Ristina Tasheva was born in communist Bulgaria and arrived in the Netherlands as an illegal immigrant in 2001. She left the country thinking of earning a little money and returning to her hometown to start her new life. One day a Dutchman asked her, “Are you a communist?” The young woman didn’t know what to think about her question. Was it a condemnation or an approval? The author now has Dutch nationality, but the misunderstanding led to the following publication. Far Away from Home: Voices, Bodies, and Surroundings, a timely and compelling visual exploration of the meaning and drift of ideological utopia. A necessary concept for rebellion against the present, since there will always be failures in development.
Listina Tasheva
Listina Tasheva
Listina Tasheva
Listina Tasheva
“The reason all utopias are depressing is because there is no room for chance, difference, and “miscellaneousness.” Everything is well-ordered and order reigns. There is a design, a place for each thing and a place for each thing,” wrote Georges Perec.This is one of his quotes in which Tasheva finds meaning, and is a reference to the communist resistance and its persecution in the Nazi-occupied Netherlands, as well as perpetrated by the communist government in Bulgaria after World War II. We conduct research based on criminal acts and thoroughly shape the form. far from home. Over the course of four years, Tasheva visited Nazi labor and extermination camps in Germany, France and Poland, and with great difficulty, discovered the remains and exact location of the communist concentration camps in her home country that few people talk about. I tried to locate it. She tries to answer the question that’s stuck in her head. “How do they see me as a victim (resistance fighter) or as a perpetrator?” What do they think of me?

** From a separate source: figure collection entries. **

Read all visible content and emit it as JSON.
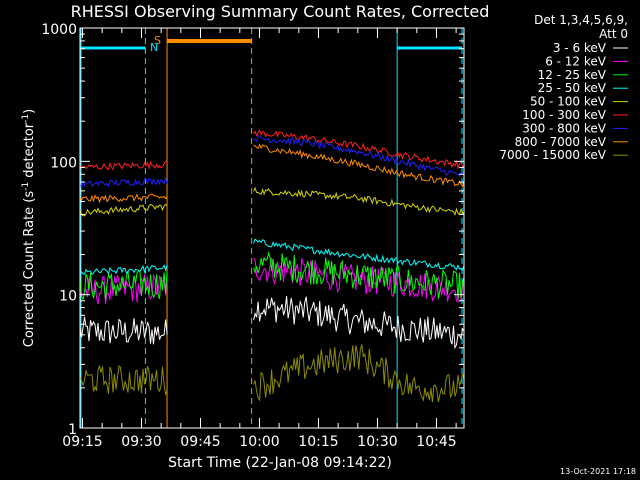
{
  "title": "RHESSI Observing Summary Count Rates, Corrected",
  "footer_date": "13-Oct-2021 17:18",
  "chart_data": {
    "type": "line",
    "title": "RHESSI Observing Summary Count Rates, Corrected",
    "xlabel": "Start Time (22-Jan-08 09:14:22)",
    "ylabel": "Corrected Count Rate (s⁻¹ detector⁻¹)",
    "ylabel_parts": {
      "main": "Corrected Count Rate (s",
      "sup1": "-1",
      "mid": " detector",
      "sup2": "-1",
      "end": ")"
    },
    "y_scale": "log",
    "ylim": [
      1,
      1000
    ],
    "xlim": [
      "09:14:22",
      "10:52:00"
    ],
    "x_tick_labels": [
      "09:15",
      "09:30",
      "09:45",
      "10:00",
      "10:15",
      "10:30",
      "10:45"
    ],
    "y_tick_labels": [
      "1",
      "10",
      "100",
      "1000"
    ],
    "legend_header": [
      "Det 1,3,4,5,6,9,",
      "Att 0"
    ],
    "legend_position": "right",
    "markers": {
      "S": {
        "label": "S",
        "color": "#ff8c00"
      },
      "N": {
        "label": "N",
        "color": "#00e5ff"
      }
    },
    "segments": [
      {
        "from": "09:14:22",
        "to": "09:36:30"
      },
      {
        "from": "09:58:30",
        "to": "10:52:00"
      }
    ],
    "series": [
      {
        "name": "3 - 6 keV",
        "color": "#ffffff",
        "values_before_gap": [
          5.3,
          5.2
        ],
        "values_after_gap": [
          8.2,
          7.5,
          6.3,
          5.5,
          5.0
        ]
      },
      {
        "name": "6 - 12 keV",
        "color": "#ff00ff",
        "values_before_gap": [
          10.5,
          11.5
        ],
        "values_after_gap": [
          16.0,
          14.5,
          13.0,
          12.0,
          11.0
        ]
      },
      {
        "name": "12 - 25 keV",
        "color": "#00ff00",
        "values_before_gap": [
          11.5,
          12.0
        ],
        "values_after_gap": [
          17.0,
          15.5,
          14.0,
          12.5,
          11.5
        ]
      },
      {
        "name": "25 - 50 keV",
        "color": "#00ffff",
        "values_before_gap": [
          14.5,
          16.0
        ],
        "values_after_gap": [
          25.0,
          22.0,
          19.5,
          17.5,
          16.0
        ]
      },
      {
        "name": "50 - 100 keV",
        "color": "#d4d400",
        "values_before_gap": [
          41.0,
          46.0
        ],
        "values_after_gap": [
          60.0,
          57.0,
          53.0,
          46.0,
          41.0
        ]
      },
      {
        "name": "100 - 300 keV",
        "color": "#ff2020",
        "values_before_gap": [
          90.0,
          95.0
        ],
        "values_after_gap": [
          165.0,
          150.0,
          130.0,
          108.0,
          93.0
        ]
      },
      {
        "name": "300 - 800 keV",
        "color": "#2020ff",
        "values_before_gap": [
          67.0,
          72.0
        ],
        "values_after_gap": [
          150.0,
          138.0,
          118.0,
          95.0,
          78.0
        ]
      },
      {
        "name": "800 - 7000 keV",
        "color": "#ff8c00",
        "values_before_gap": [
          52.0,
          54.0
        ],
        "values_after_gap": [
          130.0,
          112.0,
          95.0,
          78.0,
          67.0
        ]
      },
      {
        "name": "7000 - 15000 keV",
        "color": "#8c8c00",
        "values_before_gap": [
          2.3,
          2.3
        ],
        "values_after_gap": [
          2.0,
          2.9,
          3.5,
          2.0,
          2.0
        ]
      }
    ]
  }
}
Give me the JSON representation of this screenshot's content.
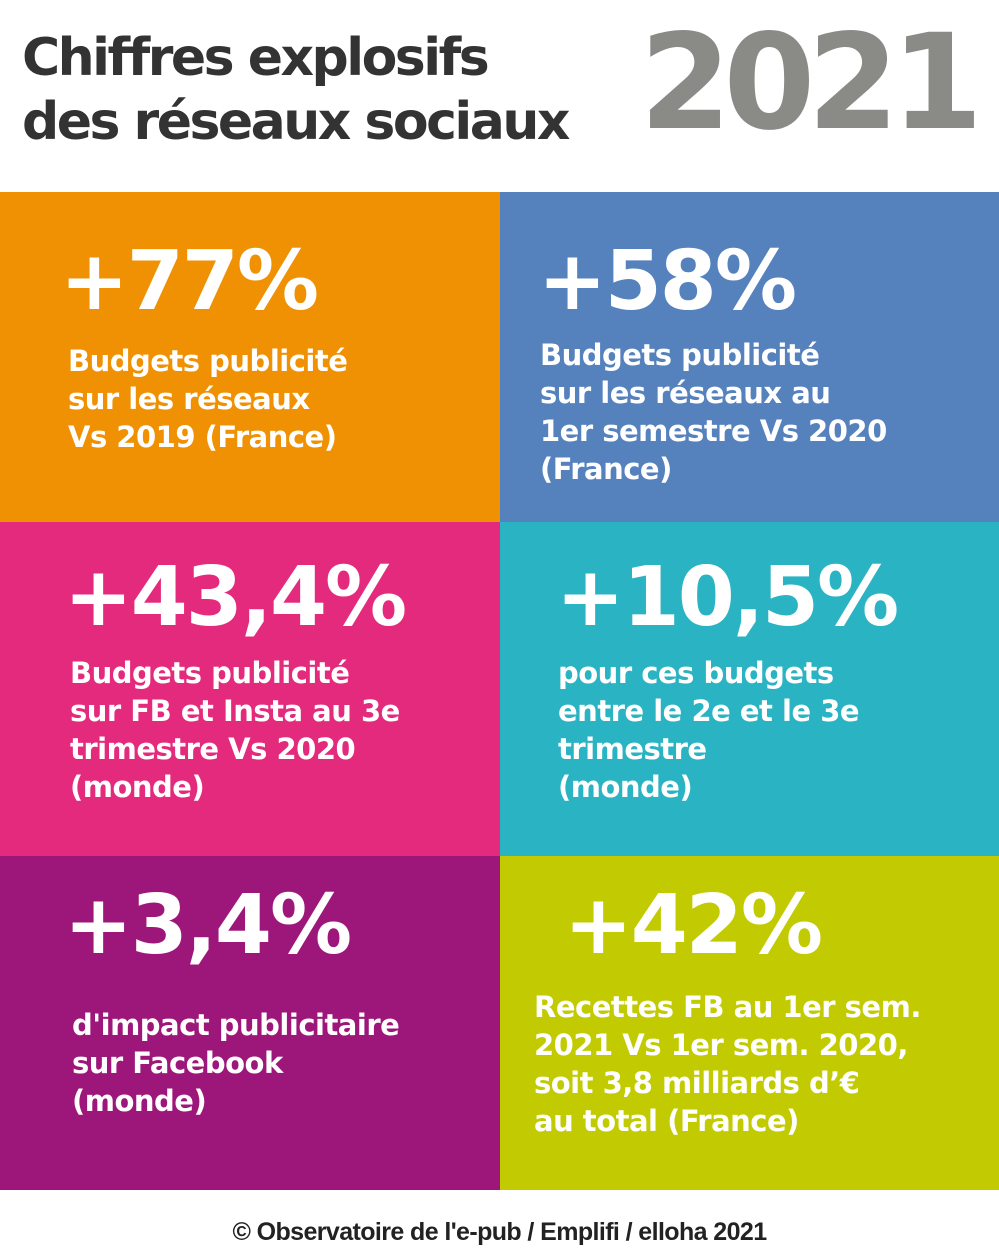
{
  "header": {
    "title_lines": [
      "Chiffres explosifs",
      "des réseaux sociaux"
    ],
    "year": "2021"
  },
  "tiles": [
    {
      "color": "#ef9103",
      "value": "+77%",
      "lines": [
        "Budgets publicité",
        "sur les réseaux",
        "Vs 2019 (France)"
      ]
    },
    {
      "color": "#5581bd",
      "value": "+58%",
      "lines": [
        "Budgets publicité",
        "sur les réseaux au",
        "1er semestre Vs 2020",
        "(France)"
      ]
    },
    {
      "color": "#e42a7c",
      "value": "+43,4%",
      "lines": [
        "Budgets publicité",
        "sur FB et Insta au 3e",
        "trimestre Vs 2020",
        "(monde)"
      ]
    },
    {
      "color": "#2ab3c2",
      "value": "+10,5%",
      "lines": [
        "pour ces budgets",
        "entre le 2e et le 3e",
        "trimestre",
        "(monde)"
      ]
    },
    {
      "color": "#9d177b",
      "value": "+3,4%",
      "lines": [
        "d'impact publicitaire",
        "sur Facebook",
        "(monde)"
      ]
    },
    {
      "color": "#c2cb02",
      "value": "+42%",
      "lines": [
        "Recettes FB au 1er sem.",
        "2021 Vs 1er sem. 2020,",
        "soit 3,8 milliards d’€",
        "au total (France)"
      ]
    }
  ],
  "footer": {
    "credit": "© Observatoire de l'e-pub / Emplifi  / elloha 2021"
  }
}
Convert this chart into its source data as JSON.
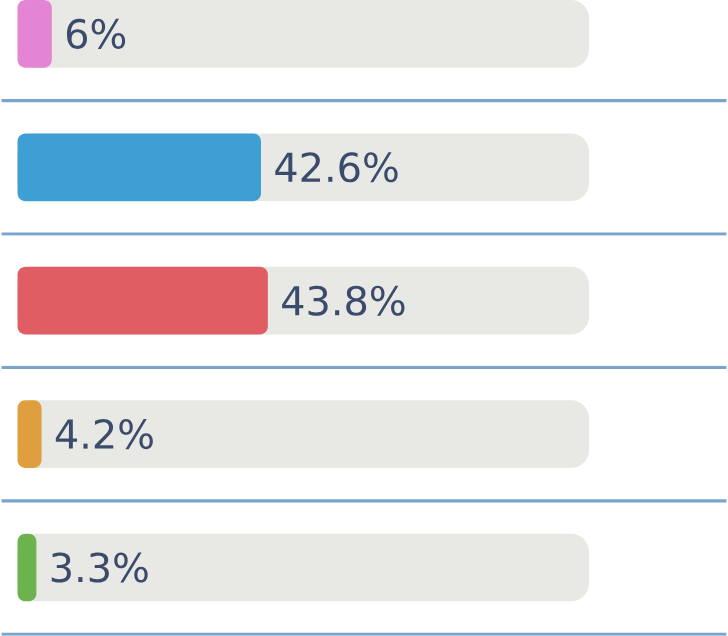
{
  "chart_data": {
    "type": "bar",
    "orientation": "horizontal",
    "categories": [
      null,
      null,
      null,
      null,
      null
    ],
    "values": [
      6,
      42.6,
      43.8,
      4.2,
      3.3
    ],
    "colors": [
      "#e384d4",
      "#3d9fd3",
      "#df5d63",
      "#e09f3e",
      "#6cb34f"
    ],
    "value_labels": [
      "6%",
      "42.6%",
      "43.8%",
      "4.2%",
      "3.3%"
    ],
    "xlim": [
      0,
      100
    ]
  }
}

With a clean and simple design focused on the book’s content, this voluminous publication features historical archives, collages, drawings, photographs taken by Tasheva, as well as various types of text, written testimonies, and white Consists of an extensive index of background. , a list that gives the whole a certain puzzling atmosphere and alerts us to the many layers and interpretations the story lends itself to. The story of Marinus van der Lubbe, a Dutch columnist who was executed by guillotine after setting fire to the Reichstag in 1933, takes readers through the twists and turns of the story. Although the true authorship of this fire remains in doubt, it precipitated the rise of Adolf Hitler, who used the event to spread fear of a possible communist revolution. Among the defendants was Georgi Dimitrov, a Bulgarian general secretary of the International Communist Party (Comintern) who later became the first head of the government of the Bulgarian People’s Republic. The image of two militants, two different personalities, in front of the Leipzig court serves as a connecting point between the two opposing sides of the story.
In the black and white images that form the publication, the photographer’s gaze remains neutral and sterile. She dispenses with all figurative language in order to focus on the space itself, the sensations created by traversing extermination camps and monuments, and the collective and individual memories each carries. Similarly, she incorporates drawings made to scale to represent as accurately as possible what life was like in these places.
“How to transcend evil without being seen as the embodiment of good,” the author says in the second section of the book, which introduces a series of collages made from what many consider the best book on anatomical charts . Atlas of topography and applied human anatomy. It was created by Eduard Pernkopf, rector and dean of medicine at the University of Vienna during the Third Reich, using the bodies of prisoners executed in concentration camps, and its reproduction was prohibited in 1994. far from homeThe collage also incorporates the author’s self-portrait. In these images, Tasheva covers his head with mud to obtain a sculptural effect similar to the death masks made by prisoners working in the morgue to preserve the memory of his comrades. This is an approach that simultaneously evokes an empty effect. Something forgotten or manipulated.
The book’s cover is depicted with one of these collages, serving as a metaphor for two contrasting faces that can coexist within one personality. Similarly, the author’s family archives make up the final section of the photobook. “I wanted to know whether my relatives were victims, perpetrators, or so-called ordinary people,” the author explained during a telephone conversation. “This distinction is always very interesting to me because I am very interested in the ambiguity of human nature: how the same person can be both a victim and a perpetrator in different situations. When you are in a comfortable position, it is easy to judge the forces of good or to identify yourself with the forces of good. The line separating good from evil can sometimes be very thin. ”
Far Away from Home: Voices, Bodies, and Surroundings It is an attempt to understand our own history through the history of others. Books about memory leave us with several questions. “What do ideologies like communism and national socialism have in common? And what is their importance to the “average” citizen of Europe? How can different societies organize their memory culture and bring it into critical perspective?” the author asks.
The quote from Primo Levi reminds us: It is essential to know, because if it is impossible to understand, what happened can happen again. The conscience, even ours, can be seduced and veiled again. ”
“Far Away from Home: Voice, Body, and Surroundings” by Ristina Tasheva. Self-published. 459 pages. $76.